As she draws on her own experiences of pain in the attempt to relate to mine, I cast it aside because I believe that she could never understand the depths to which I have been broken. Nor do I believe she can understand the slow, trudging up-hill battle that it has been toward healing.

But, WHY? Why do I feel the desire to be so competitive? Why do I not allow myself to accept her attempts at empathy?

It is all because she has never experienced anything similar.

It is so hard for us as human beings to accept the sympathy of others because we know they have no basis for understanding our predicaments. This is why we gravitate towards and befriends those most like ourselves, those who can truly empathize. These relationships bring with them a feeling of connection, of belonging.

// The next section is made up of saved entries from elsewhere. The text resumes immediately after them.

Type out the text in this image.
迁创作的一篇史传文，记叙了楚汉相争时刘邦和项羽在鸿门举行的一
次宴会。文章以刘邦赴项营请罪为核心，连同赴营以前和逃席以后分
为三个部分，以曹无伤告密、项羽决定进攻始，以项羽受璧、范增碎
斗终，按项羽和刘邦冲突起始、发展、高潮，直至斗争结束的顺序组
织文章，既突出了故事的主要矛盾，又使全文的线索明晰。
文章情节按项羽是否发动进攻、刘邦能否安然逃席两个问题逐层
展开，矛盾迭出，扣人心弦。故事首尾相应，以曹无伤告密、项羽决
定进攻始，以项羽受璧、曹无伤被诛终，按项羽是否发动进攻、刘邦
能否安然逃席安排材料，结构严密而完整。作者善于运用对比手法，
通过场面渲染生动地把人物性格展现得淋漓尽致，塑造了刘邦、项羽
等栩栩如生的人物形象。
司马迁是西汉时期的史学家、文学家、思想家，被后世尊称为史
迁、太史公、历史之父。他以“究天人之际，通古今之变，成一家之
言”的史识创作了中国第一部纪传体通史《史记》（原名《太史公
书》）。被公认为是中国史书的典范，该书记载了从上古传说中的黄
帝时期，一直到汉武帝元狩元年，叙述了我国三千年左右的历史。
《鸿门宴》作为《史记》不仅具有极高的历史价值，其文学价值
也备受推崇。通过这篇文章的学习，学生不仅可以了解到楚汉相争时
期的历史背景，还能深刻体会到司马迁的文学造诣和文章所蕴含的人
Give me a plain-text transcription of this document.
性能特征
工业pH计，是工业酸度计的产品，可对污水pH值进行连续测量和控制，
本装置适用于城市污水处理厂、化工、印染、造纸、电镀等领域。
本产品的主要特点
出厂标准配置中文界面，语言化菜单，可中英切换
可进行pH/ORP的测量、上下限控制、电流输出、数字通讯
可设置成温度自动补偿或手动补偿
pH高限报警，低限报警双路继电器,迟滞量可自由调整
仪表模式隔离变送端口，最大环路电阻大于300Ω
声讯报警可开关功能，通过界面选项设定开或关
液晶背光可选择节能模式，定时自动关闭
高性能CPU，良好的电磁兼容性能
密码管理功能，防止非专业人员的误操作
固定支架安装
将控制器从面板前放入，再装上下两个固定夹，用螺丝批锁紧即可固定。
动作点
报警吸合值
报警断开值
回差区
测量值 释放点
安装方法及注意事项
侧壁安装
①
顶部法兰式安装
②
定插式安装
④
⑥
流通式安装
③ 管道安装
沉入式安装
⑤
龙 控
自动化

We often forget that simply because others have not had similar experiences, they too experience pain and suffering. Everyone’s experiences are unique. To live in this world is to have experiences of both suffering and joy, hope and anguish. We should never diminish the experiences of others simply because they are dissimilar from ours.

However, the truth still remains that we cannot expect to understand the experiences of every person. And we should not expect them to understand our own lives. It simply is impossible to achieve.

Life is difficult and we’re all flawed and broken in some way or another. We must accept each other as we are. It is a good reminder when you believe are you open and understanding only to realize how judgmental you’ve become.

These are the ravings of an apologetic mad woman.